The 10-year length of the ban has allowed researchers to compare mass shooting deaths before, during, and after the ban.
Before: From 1981 (the earliest year analyzed) until the ban went into effect in 1994, the proportion of deaths in mass shootings in which an assault rifle was used was lower than it is today, and the average number of yearly deaths attributed to mass shootings was 7.2.
During: In the years after the Assault Weapons Ban went into effect, the average number of yearly deaths from mass shootings fell to 5.3. Even including 1999’s Columbine High School massacre (the deadliest mass shooting during the period of the ban), the 1994 to 2004 period saw lower average annual rates of both mass shootings and deaths resulting from such incidents than before the ban’s inception.
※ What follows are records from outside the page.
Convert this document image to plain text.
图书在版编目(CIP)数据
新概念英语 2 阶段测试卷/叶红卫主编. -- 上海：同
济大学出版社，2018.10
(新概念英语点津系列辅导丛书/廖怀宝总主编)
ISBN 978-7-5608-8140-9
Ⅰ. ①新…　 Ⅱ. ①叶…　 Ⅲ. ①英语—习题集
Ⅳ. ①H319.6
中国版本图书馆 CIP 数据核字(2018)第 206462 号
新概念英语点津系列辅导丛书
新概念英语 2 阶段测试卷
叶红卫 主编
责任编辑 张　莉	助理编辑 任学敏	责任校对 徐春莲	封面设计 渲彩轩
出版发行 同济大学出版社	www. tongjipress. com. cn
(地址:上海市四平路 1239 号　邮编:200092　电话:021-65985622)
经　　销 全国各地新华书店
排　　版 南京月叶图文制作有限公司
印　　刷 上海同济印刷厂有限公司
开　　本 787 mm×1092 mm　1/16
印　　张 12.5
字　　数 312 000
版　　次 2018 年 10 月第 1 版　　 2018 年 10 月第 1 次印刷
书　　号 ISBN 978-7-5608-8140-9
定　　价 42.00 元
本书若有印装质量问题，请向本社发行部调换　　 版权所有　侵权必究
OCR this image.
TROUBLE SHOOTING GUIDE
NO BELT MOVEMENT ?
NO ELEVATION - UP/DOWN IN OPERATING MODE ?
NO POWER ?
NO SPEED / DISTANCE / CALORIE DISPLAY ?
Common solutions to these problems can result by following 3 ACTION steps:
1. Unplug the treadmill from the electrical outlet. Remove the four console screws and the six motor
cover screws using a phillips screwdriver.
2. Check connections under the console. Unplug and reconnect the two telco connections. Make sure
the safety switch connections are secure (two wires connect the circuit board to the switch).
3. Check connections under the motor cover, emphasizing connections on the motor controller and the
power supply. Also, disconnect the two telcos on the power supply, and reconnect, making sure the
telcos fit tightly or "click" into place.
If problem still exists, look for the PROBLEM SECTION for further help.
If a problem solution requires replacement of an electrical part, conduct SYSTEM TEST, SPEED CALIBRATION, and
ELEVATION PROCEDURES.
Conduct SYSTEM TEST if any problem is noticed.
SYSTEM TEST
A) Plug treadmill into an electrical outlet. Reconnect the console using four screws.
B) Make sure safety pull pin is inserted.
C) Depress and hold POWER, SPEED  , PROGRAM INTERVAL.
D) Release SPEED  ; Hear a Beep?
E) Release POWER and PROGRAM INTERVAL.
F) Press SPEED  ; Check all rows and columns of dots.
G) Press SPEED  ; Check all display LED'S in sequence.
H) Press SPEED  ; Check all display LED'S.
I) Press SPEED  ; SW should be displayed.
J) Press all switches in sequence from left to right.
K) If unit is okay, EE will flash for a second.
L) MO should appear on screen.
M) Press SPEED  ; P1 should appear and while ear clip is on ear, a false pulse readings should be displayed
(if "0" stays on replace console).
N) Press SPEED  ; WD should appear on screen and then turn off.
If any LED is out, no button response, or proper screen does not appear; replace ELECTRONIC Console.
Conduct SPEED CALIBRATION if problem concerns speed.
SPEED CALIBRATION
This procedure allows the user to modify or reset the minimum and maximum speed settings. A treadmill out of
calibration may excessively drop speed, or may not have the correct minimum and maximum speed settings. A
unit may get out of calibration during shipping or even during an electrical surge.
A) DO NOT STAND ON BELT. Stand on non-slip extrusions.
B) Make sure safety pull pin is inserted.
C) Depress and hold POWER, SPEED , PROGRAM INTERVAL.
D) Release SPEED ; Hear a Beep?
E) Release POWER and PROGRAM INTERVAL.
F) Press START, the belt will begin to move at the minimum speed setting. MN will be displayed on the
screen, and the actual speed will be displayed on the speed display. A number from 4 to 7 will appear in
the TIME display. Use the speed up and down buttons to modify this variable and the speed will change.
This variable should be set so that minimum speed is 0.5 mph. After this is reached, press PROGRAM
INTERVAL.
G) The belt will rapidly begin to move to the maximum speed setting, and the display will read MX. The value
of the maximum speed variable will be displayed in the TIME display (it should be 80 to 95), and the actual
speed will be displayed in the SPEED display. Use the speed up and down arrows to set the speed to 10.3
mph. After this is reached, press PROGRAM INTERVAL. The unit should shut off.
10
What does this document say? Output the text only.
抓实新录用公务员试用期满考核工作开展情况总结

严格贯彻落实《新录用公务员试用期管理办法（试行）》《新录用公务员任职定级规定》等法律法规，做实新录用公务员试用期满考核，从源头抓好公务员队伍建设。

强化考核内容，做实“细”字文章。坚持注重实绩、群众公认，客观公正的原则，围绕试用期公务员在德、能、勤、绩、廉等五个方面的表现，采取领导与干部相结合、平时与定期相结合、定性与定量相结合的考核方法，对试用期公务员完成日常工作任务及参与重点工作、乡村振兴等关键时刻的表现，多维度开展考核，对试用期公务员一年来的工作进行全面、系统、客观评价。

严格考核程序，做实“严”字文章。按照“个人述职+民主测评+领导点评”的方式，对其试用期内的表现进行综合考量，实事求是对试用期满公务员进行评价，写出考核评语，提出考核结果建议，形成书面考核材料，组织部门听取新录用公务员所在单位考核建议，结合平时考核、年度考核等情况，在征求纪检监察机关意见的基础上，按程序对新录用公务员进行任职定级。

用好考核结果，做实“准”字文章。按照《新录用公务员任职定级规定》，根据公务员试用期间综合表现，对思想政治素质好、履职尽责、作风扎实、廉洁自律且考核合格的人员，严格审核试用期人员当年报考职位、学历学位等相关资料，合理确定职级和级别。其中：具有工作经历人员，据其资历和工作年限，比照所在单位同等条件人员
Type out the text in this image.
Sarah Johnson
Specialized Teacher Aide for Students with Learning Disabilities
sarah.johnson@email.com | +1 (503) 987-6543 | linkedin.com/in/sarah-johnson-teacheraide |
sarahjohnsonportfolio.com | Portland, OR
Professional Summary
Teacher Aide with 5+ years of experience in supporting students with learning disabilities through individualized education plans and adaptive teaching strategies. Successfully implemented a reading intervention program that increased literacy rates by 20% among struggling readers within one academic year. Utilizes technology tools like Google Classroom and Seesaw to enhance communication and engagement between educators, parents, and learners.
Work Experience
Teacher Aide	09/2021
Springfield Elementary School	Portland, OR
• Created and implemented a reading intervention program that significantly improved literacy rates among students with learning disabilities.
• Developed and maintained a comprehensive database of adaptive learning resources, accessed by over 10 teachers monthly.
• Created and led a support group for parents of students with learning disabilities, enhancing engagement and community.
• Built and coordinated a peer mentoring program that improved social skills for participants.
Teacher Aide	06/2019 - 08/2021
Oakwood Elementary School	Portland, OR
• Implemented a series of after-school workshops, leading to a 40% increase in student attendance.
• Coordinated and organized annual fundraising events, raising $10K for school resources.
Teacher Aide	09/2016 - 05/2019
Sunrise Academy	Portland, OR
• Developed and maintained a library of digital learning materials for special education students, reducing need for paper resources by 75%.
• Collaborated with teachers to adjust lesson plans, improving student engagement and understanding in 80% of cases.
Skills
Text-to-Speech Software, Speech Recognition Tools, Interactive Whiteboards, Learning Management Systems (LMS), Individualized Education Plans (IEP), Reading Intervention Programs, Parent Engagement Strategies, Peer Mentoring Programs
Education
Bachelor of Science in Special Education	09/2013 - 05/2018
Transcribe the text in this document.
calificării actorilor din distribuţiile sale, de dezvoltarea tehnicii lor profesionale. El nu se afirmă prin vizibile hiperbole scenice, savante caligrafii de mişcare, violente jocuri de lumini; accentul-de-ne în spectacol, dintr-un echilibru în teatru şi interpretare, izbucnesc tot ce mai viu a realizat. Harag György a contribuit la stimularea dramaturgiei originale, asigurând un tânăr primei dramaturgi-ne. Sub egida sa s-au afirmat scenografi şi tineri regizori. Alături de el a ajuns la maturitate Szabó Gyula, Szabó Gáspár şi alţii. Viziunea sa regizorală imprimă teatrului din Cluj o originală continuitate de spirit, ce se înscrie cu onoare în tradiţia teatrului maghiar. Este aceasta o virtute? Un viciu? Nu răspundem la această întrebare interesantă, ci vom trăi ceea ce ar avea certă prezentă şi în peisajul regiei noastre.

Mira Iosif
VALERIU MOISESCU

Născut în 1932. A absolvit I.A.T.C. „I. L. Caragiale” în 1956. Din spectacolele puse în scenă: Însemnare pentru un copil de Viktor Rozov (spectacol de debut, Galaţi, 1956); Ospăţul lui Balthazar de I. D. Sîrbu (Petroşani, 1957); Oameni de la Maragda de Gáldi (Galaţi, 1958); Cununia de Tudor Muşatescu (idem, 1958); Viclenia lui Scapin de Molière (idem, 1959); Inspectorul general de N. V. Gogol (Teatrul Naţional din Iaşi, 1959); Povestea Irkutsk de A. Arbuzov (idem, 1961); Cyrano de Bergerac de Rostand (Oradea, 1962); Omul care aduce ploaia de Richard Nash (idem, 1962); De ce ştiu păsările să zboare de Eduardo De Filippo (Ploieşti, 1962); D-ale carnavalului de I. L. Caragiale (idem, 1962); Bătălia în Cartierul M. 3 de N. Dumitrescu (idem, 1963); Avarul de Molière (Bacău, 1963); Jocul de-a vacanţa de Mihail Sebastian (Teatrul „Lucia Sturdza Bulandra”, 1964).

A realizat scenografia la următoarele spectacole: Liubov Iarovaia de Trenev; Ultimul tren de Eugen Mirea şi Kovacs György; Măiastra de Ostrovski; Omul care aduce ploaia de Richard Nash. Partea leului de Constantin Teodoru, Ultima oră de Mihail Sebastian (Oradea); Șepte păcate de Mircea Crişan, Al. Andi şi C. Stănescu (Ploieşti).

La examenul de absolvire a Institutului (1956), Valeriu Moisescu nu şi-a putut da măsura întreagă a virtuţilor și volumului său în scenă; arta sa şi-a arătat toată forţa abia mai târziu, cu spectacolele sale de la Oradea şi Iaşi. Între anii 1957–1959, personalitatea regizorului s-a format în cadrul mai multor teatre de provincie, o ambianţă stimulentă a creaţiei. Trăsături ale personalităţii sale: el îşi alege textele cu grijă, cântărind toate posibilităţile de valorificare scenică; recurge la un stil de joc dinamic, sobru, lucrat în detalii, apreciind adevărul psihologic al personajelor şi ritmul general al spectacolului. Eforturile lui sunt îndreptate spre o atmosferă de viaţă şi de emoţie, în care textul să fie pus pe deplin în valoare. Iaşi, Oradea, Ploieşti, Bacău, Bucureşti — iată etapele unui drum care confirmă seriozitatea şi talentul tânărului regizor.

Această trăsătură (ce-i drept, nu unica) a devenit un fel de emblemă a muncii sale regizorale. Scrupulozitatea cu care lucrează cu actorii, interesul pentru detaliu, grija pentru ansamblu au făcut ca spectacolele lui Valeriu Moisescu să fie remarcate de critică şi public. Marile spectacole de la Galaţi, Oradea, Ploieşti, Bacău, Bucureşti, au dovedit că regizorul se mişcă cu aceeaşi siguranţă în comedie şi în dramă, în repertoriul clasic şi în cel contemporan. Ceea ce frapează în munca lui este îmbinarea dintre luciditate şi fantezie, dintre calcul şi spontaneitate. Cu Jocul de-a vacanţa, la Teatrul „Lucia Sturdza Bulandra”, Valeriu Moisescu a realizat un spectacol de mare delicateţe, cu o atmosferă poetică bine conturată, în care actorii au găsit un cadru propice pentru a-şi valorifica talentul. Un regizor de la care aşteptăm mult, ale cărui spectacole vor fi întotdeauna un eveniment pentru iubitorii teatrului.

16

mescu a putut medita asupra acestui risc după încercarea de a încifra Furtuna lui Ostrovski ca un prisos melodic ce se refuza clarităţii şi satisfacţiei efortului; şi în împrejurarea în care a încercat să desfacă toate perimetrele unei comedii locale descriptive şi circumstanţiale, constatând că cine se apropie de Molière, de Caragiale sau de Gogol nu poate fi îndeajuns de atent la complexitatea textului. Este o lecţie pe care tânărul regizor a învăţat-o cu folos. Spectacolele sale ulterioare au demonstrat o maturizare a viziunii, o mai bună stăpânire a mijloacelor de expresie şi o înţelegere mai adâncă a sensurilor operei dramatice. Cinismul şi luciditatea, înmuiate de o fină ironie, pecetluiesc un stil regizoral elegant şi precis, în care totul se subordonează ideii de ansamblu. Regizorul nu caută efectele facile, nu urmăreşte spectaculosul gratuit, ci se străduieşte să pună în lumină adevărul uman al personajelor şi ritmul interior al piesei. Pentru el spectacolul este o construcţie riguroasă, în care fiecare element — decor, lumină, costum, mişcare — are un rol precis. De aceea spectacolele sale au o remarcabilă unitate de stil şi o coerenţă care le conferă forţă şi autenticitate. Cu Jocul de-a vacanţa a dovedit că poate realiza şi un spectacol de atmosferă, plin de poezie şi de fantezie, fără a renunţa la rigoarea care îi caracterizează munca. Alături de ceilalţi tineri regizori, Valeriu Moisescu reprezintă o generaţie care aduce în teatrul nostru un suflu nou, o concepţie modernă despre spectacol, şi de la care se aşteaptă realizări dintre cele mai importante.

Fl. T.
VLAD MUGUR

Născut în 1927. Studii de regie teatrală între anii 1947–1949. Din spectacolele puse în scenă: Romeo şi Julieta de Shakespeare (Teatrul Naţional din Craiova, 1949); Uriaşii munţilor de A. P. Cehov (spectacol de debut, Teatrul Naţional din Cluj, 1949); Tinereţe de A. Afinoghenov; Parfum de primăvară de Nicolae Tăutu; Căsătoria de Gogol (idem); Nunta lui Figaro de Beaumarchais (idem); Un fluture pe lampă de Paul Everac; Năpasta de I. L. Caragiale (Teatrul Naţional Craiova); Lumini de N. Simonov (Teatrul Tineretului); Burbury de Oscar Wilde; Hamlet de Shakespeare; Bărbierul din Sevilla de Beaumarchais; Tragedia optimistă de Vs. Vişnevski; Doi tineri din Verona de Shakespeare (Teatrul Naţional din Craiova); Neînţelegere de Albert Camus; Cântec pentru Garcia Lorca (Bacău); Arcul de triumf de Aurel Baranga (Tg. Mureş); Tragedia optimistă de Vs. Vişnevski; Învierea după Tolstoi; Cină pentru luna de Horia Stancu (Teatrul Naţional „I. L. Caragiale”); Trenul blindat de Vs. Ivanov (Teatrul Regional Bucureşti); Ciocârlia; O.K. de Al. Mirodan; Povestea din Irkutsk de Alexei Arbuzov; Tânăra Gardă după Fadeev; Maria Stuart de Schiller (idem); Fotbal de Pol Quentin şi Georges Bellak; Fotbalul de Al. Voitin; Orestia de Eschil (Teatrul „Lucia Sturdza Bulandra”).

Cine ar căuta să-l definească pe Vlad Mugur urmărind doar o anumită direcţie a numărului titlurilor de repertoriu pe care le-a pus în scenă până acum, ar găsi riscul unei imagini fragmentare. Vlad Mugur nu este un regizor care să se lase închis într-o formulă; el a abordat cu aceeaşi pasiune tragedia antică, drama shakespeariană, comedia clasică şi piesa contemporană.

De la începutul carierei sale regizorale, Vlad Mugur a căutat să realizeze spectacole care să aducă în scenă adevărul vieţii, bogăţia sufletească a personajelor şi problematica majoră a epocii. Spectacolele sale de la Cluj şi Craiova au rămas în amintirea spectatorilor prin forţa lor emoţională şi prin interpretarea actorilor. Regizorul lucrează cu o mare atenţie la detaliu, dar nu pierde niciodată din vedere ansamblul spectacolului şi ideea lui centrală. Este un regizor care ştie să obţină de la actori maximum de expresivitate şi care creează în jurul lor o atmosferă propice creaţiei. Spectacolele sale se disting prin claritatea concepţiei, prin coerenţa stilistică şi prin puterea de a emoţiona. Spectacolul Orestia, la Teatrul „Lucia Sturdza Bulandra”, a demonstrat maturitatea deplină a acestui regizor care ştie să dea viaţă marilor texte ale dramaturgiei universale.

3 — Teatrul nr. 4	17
After: In the years after the Assault Weapons Ban expired in 2004, the data shows an almost immediate — and steep — rise in mass shooting deaths to an average of 25.
Researchers have calculated that the risk of a person in the U.S. dying in a mass shooting was 70 percent lower when the Assault Weapons Ban was in place than it is today.
Facts, data, logic, analysis — do they play any role in what our government decides? The Republican Party in particular no longer listens, or thinks. It is owned — lock, stock, and barrel — by the gun industry.
You might think that preventing young children from being murdered in random mass killings by assailants with assault weapons would be a goal shared by all lawmakers. But you’d be wrong.
The Assault Weapons Ban must be reinstated — the greed of gun manufacturers be damned.